Doctors determined Erika was having a massive heart attack. She never thought that could happen at the age of 37, but a new study from NYU Langone Health says the risk of having a heart attack during pregnancy and right after delivery is on the rise. Researchers examined 55 million hospitalizations and found a 25 percent increase from 2002 to 2014. Five percent of those women died of their heart attack.

"The risk of heart attacks during pregnancy may be increasing because women are waiting longer to have children," Dr. Nathaniel Smilowitz said. "Diabetes and obesity have gone up during that same time period."

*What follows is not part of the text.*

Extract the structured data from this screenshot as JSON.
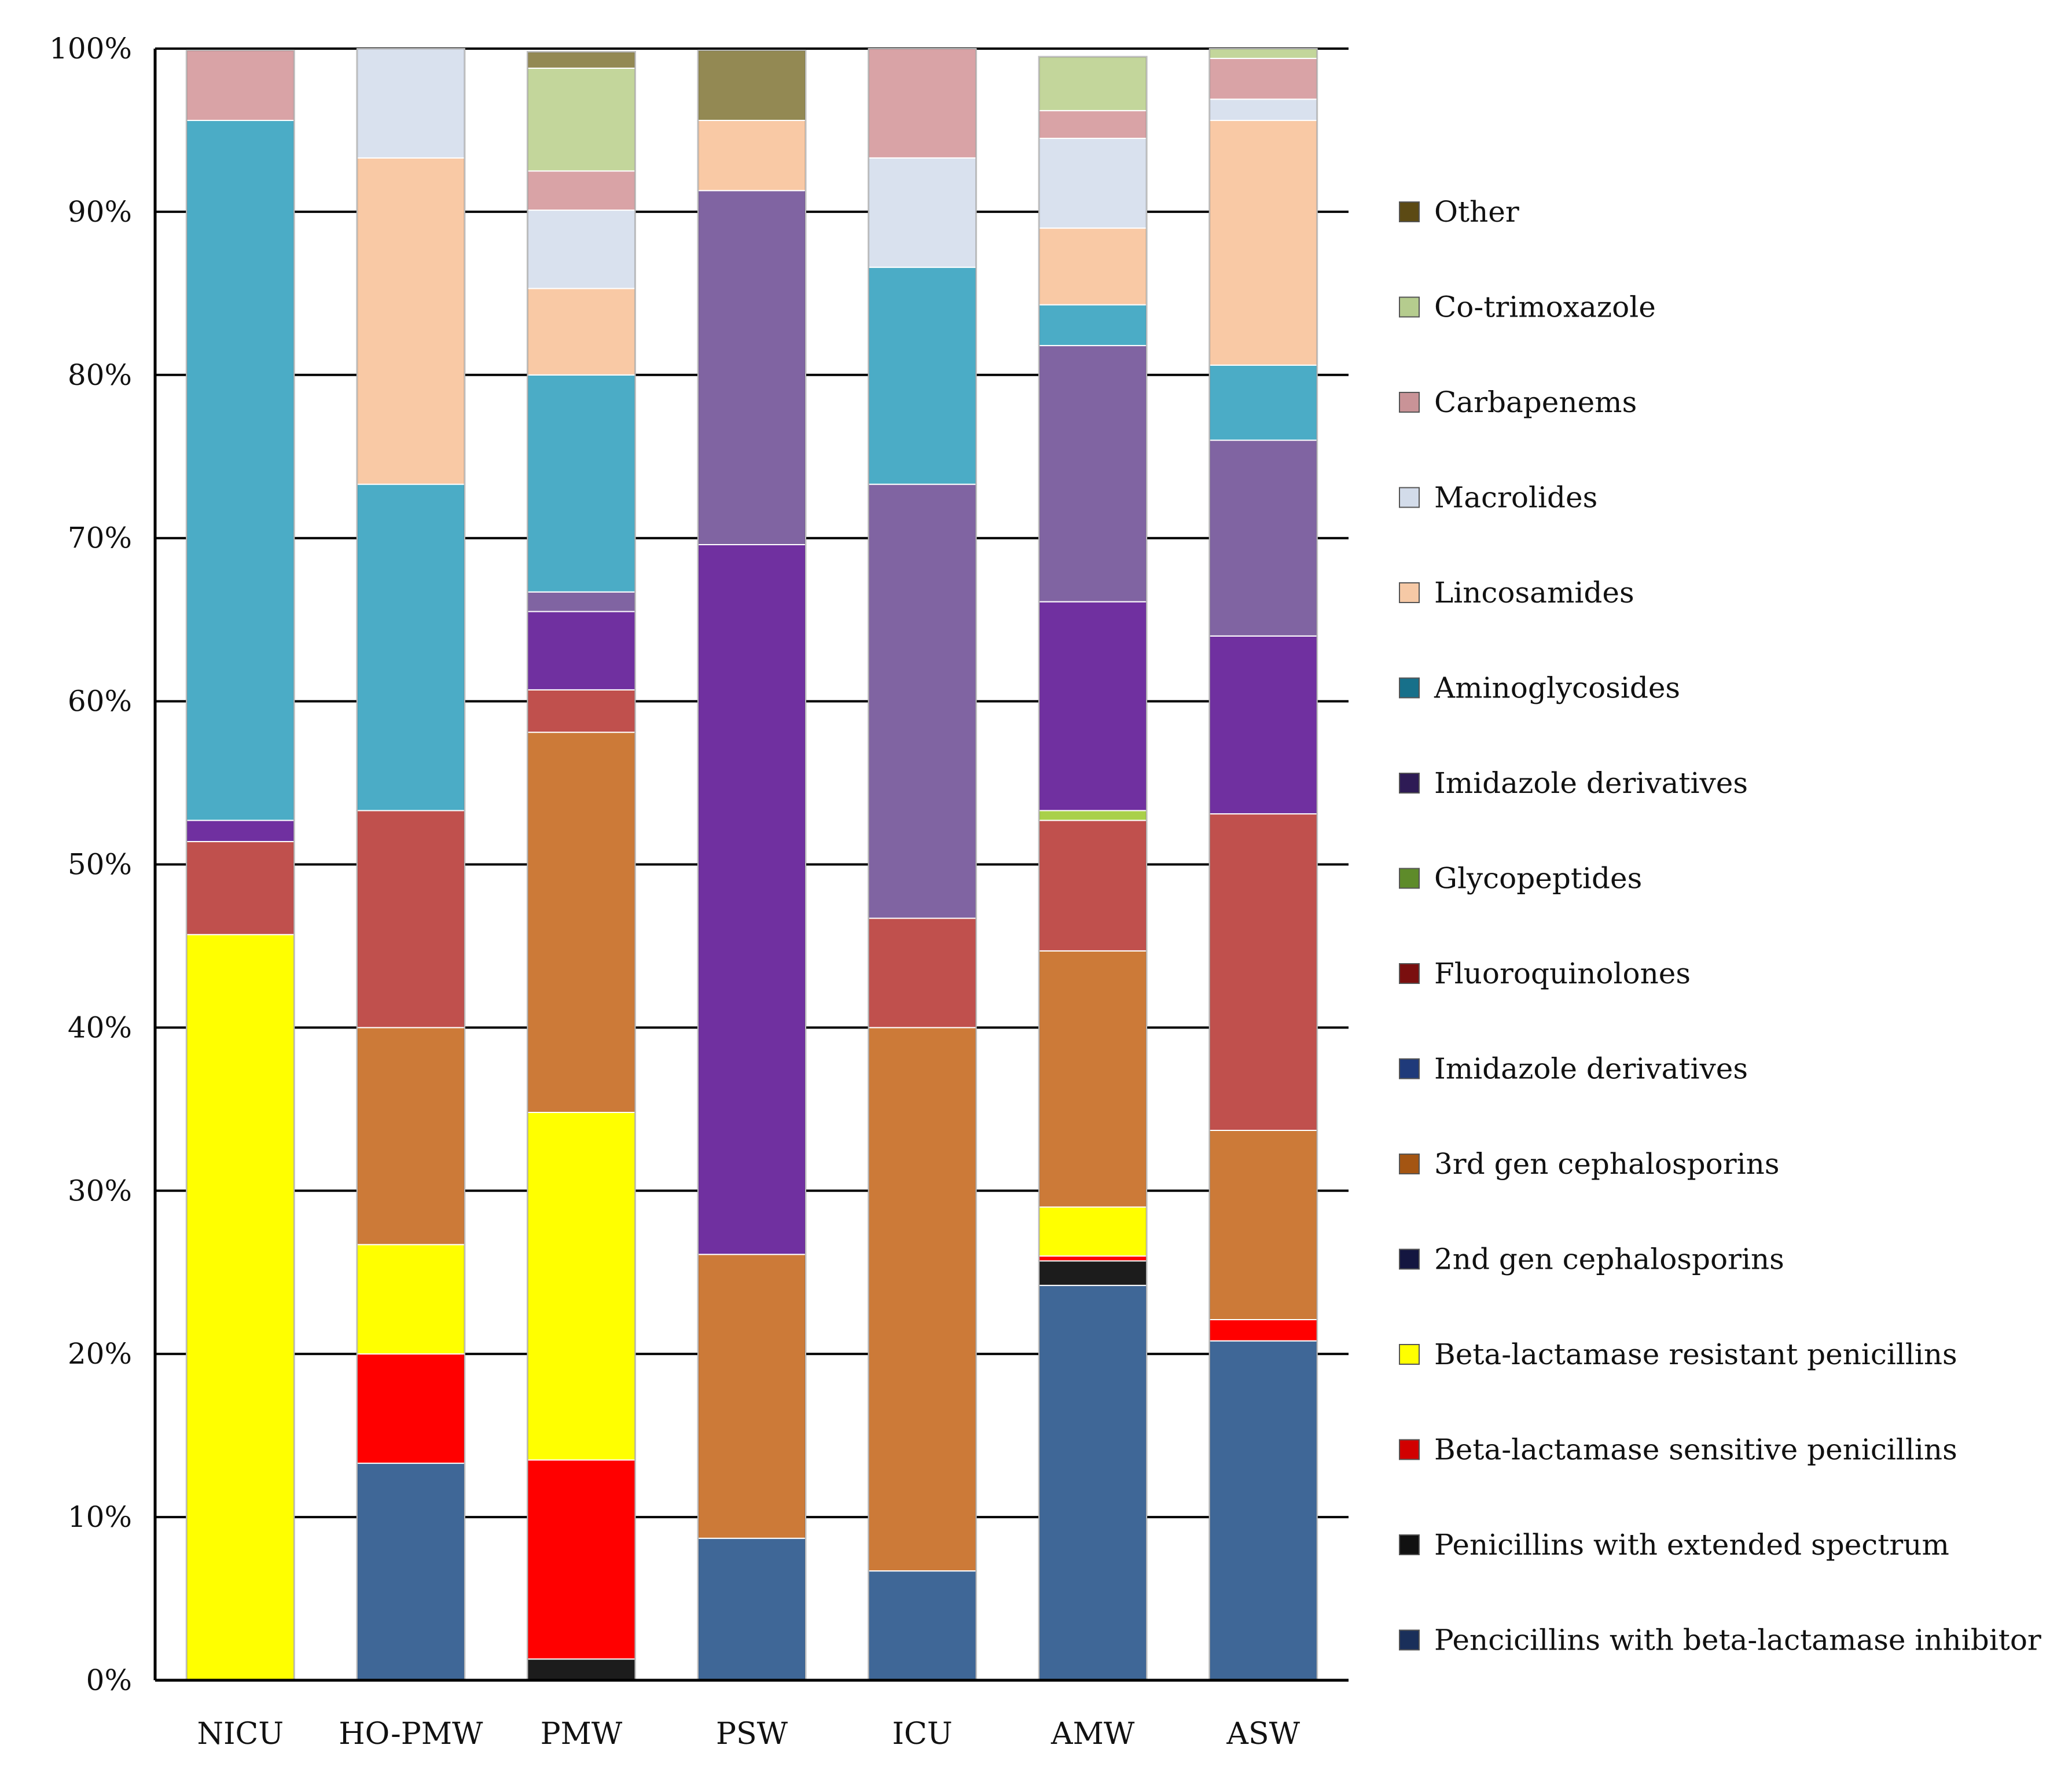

In fact, heart attack risk was highest for pregnant women over 40 but it increased in all age groups. Pregnancy is a stress on the heart at any age.

"As women are pregnant they need to increase the level of blood that is circulating in order to feed the growing baby, and that's a stress on the heart and then delivery involves a lot of shifts there's bleeding, there's shift of fluid and that can be a stress on the heart as well," Dr. Harmony Reynolds said.

Reynolds adds women and their partners need to be their own advocates when it comes to heart attacks and pregnancy. Women who are pregnant or have just delivered and have chest pains need to make sure they notify their doctors or nurses.

Erika is now 45, and encouraging other women to speak up they feel if something isn't right. Reynolds and Smilowitz also say women need to know and control their heart disease risk factors such as high blood pressure, high cholesterol, and diabetes.